昨日、無資格で税務書類を作成していた会社員が逮捕されたという報道がありました。内容としては、税理士資格がないにもかかわらず、複数の顧客から依頼を受けて確定申告書等を作成し、報酬を得ていたというものです。

税理士業務は、税理士法によって厳格に定められています。具体的には「税務代理」「税務書類の作成」「税務相談」を業として行うことは、税理士または税理士法人でなければできません。たとえ知人や同級生からの依頼であっても、報酬を得て継続的に行えば違法となります。

「昔事務所で働いていたからできる」「身内だから問題ない」という認識は通用しません。資格制度は、納税者保護と税務行政の適正運営を目的としています。専門知識の有無だけでなく、職業倫理や責任の所在まで含めて制度設計されている点を改めて認識する必要があります。

ちょっとした副業”が刑事事件になるリスク

今回のケースでは、一定期間にわたり複数件の申告書を作成し、相応の報酬を得ていたとされています。金額の多寡にかかわらず、無資格での業務は刑事罰の対象になります。

税理士法違反は、懲役刑や罰金刑が規定されている犯罪です。単なる行政指導で終わる場合もありますが、悪質性や継続性、報酬額などによっては立件されます。

副業解禁の流れがある中で、「知識があるから」「頼まれたから」という軽い気持ちで業務を受けることは非常に危険です。特に確定申告は金額が大きくなりやすく、後から税務調査で誤りが発覚した場合、責任の所在が問題になります。依頼者も「無資格者に依頼していた」というリスクを負うことになるのです。

税理士として考えるべき職業倫理

私は税理士として、このような報道に触れるたびに、資格業の責任の重さを感じます。税務は単なる書類作成業務ではありません。所得計算や税額計算の裏には、法律解釈、判例、通達の理解、そして将来リスクへの配慮が求められます。

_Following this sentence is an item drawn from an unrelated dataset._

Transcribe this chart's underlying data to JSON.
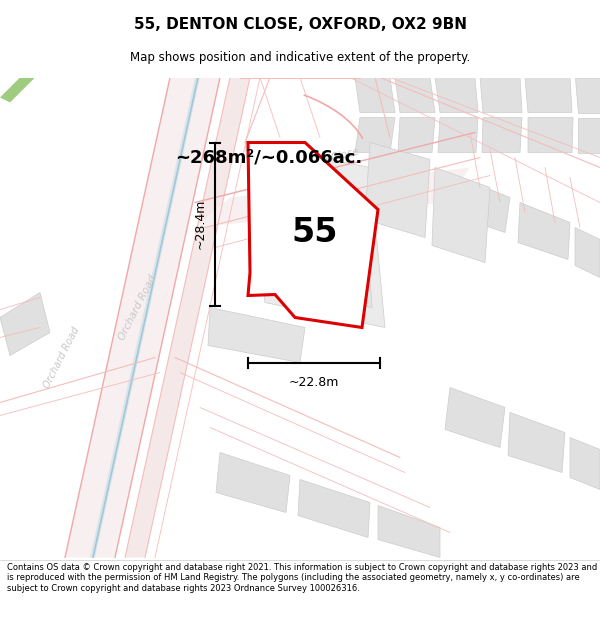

また、税理士は守秘義務や独立性などの義務も負っています。これらは制度として社会から信頼を得るための土台です。資格があるということは、専門性と同時に責任を引き受けているという意味でもあります。

今回の事案は、無資格業務の危険性を改めて示すものです。納税者の皆さまも、「安いから」「知り合いだから」という理由だけで依頼先を選ぶのではなく、正規の資格者かどうかを必ず確認することが重要です。

制度の信頼は、一人ひとりの行動で守られます。資格業に携わる者として、改めて身を引き締めたいと思います。

【編集後記】

確定申告、2月決算、3月決算、相続税・・・終わりなき戦いに嫌気が・・・絶賛、早朝に仕事しております。